Copy one of these prompts to get a personalized, step-by-step explanation.

ChatGPT Prompt

I'm building a Flutter event check-in app using the nfc_manager package. Write a Dart function that reads an NFC tag, parses a payload in the format 'attendee:ABC123', queries Firestore to find the attendee document by ID, checks if they are already checked in, and if not, sets checked_in: true and checked_in_at: serverTimestamp(). The function should return a result object with status ('success', 'already_checked_in', 'not_found', 'invalid_tag') and the attendee name.

FlutterFlow Prompt

In my FlutterFlow project I have a page called 'ScannerPage'. I want to add a button called 'Scan Badge' that calls a Custom Action named 'readNfcTag' and stores the result in a Page State String variable called 'scannedPayload'. Then I want to query Firestore for the attendee document matching that payload, and show the attendee name in a Text widget. Walk me through setting up this action flow in FlutterFlow's Action Flow editor.

Frequently asked questions

Does NFC work on all iPhones?

NFC reading is available on iPhone 7 and later. Background NFC tag reading (no button tap required) is available on iPhone XS and later running iOS 14+. NFC writing is not available on any iPhone through third-party apps.

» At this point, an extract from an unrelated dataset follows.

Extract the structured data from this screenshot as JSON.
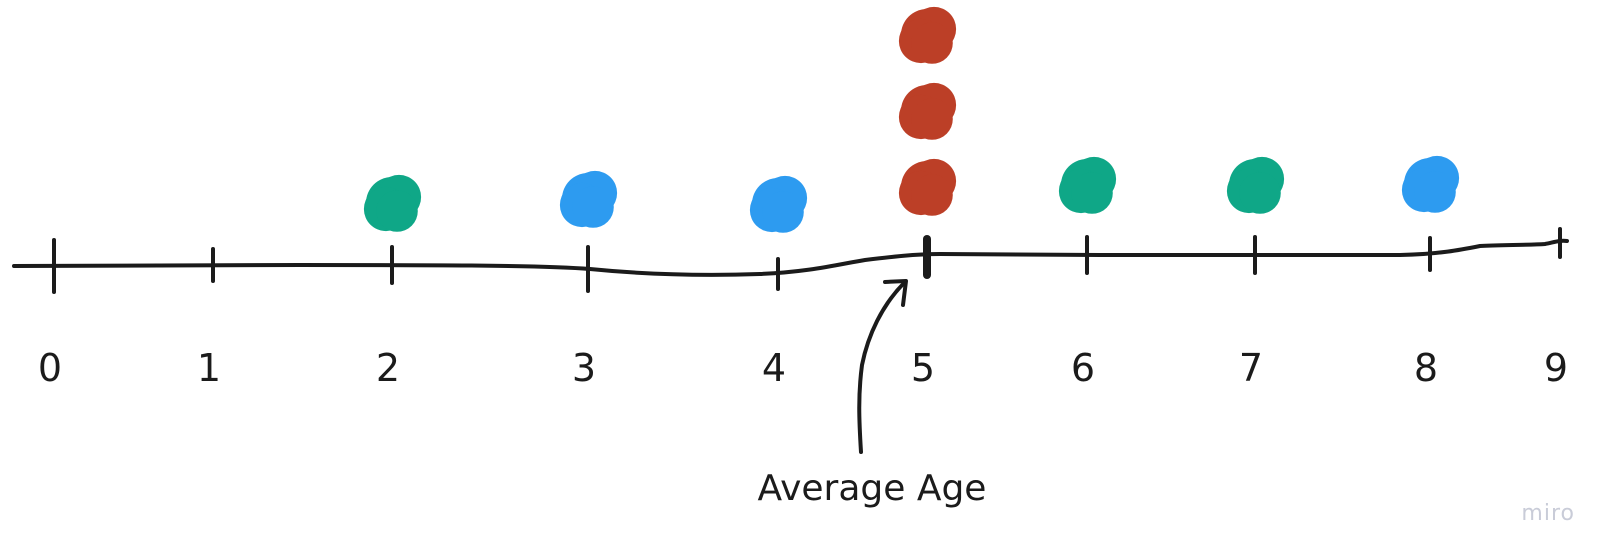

What type of NFC tags should I buy for event badges?

NTAG213 tags are the most widely compatible and cost around $0.10-0.20 each in bulk. They hold up to 137 bytes of NDEF data, which is enough for an attendee ID payload. For longer payloads, use NTAG215 (504 bytes) or NTAG216 (888 bytes).

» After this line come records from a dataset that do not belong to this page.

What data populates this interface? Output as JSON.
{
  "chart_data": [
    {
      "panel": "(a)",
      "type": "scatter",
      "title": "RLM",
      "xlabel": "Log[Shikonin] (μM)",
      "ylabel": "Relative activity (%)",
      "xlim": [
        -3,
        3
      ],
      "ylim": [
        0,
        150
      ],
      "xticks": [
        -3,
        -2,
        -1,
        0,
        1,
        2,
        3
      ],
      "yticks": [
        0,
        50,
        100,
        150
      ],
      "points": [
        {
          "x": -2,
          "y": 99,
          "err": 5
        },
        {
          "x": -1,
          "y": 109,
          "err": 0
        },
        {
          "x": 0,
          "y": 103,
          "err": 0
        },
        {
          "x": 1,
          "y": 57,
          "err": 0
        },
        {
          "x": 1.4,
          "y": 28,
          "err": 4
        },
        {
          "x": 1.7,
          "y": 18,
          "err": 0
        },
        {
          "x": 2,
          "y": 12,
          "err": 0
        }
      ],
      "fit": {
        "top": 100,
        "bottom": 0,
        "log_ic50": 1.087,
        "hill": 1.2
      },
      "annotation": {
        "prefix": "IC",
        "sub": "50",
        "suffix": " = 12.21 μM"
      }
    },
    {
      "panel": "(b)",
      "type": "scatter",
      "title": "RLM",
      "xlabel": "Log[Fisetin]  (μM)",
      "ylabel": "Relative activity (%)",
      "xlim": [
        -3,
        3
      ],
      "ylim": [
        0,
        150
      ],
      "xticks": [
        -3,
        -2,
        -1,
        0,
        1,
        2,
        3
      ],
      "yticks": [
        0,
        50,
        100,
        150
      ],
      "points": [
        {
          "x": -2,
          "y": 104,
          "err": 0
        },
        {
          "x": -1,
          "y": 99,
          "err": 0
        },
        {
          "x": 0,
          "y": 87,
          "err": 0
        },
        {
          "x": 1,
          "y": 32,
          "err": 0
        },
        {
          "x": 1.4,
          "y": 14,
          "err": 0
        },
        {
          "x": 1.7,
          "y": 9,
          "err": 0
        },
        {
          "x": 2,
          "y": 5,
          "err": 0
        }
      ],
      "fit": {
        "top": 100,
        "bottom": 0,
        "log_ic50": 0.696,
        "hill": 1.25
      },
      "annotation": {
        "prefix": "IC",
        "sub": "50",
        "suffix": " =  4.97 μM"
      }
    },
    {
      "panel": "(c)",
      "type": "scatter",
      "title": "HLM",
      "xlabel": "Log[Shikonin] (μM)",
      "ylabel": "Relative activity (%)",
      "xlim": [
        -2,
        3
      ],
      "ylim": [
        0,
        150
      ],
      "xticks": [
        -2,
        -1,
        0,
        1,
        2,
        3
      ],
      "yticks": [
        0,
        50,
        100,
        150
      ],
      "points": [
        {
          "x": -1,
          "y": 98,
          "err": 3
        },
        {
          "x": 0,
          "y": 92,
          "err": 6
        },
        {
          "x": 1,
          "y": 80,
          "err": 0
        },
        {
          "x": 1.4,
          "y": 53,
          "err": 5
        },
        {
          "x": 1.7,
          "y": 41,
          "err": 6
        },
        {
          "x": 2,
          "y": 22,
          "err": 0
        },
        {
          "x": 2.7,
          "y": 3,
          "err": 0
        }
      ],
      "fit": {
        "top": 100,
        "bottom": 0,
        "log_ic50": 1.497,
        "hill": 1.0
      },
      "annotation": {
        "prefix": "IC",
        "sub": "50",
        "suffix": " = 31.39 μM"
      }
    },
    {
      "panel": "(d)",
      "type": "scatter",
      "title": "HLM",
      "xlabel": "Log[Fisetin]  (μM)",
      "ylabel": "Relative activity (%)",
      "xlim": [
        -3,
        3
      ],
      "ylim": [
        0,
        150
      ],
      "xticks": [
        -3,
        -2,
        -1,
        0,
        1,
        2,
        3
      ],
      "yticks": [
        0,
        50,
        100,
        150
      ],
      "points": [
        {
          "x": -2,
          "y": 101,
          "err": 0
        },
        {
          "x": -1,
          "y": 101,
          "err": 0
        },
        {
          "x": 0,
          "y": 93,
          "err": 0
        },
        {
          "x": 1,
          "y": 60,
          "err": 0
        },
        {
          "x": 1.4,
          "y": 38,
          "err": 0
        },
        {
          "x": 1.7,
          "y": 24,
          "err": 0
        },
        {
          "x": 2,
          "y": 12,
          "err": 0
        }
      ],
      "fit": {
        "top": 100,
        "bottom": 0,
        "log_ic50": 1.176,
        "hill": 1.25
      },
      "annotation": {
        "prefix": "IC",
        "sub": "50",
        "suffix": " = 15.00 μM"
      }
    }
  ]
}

Can I use NFC for access control (door locks)?

Reading NFC badges to validate access is straightforward with this setup. The actual door unlock requires a separate hardware system (a microcontroller connected to a relay). Your FlutterFlow app can display an unlock button after validating the NFC badge, and the unlock action calls a cloud API that signals the hardware.

Is the pay package a complete payment solution?

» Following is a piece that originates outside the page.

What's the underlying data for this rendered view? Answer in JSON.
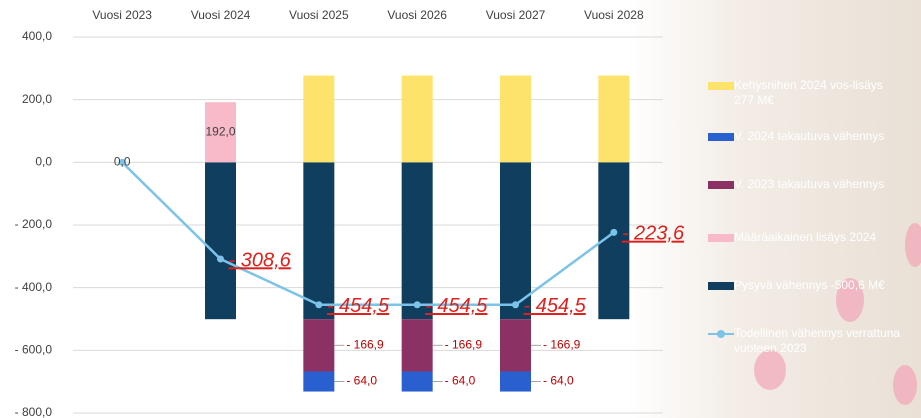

No. The pay package only handles displaying the native payment sheet and collecting the payment token from Apple Pay or Google Pay. You still need a backend (Stripe is the standard choice) to actually process the charge using that token.

Will this work after I re-import the project back into FlutterFlow?

FlutterFlow does not support re-importing modified exported code back into the visual editor. The recommended workflow is to maintain custom actions as separate Dart files alongside FlutterFlow, or to keep the exported project as your main codebase and use FlutterFlow only as a visual design reference.

Can I detect what type of NFC tag was scanned (e.g., MIFARE vs NTAG)?

Yes. The NfcTag object has a 'data' map that includes platform-specific tag technology data. On Android, nfcA, mifareUltralight, and ndef are common keys. On iOS, feliCa, iso7816, iso15693, and mifare are available. You can check which keys exist to identify the tag technology.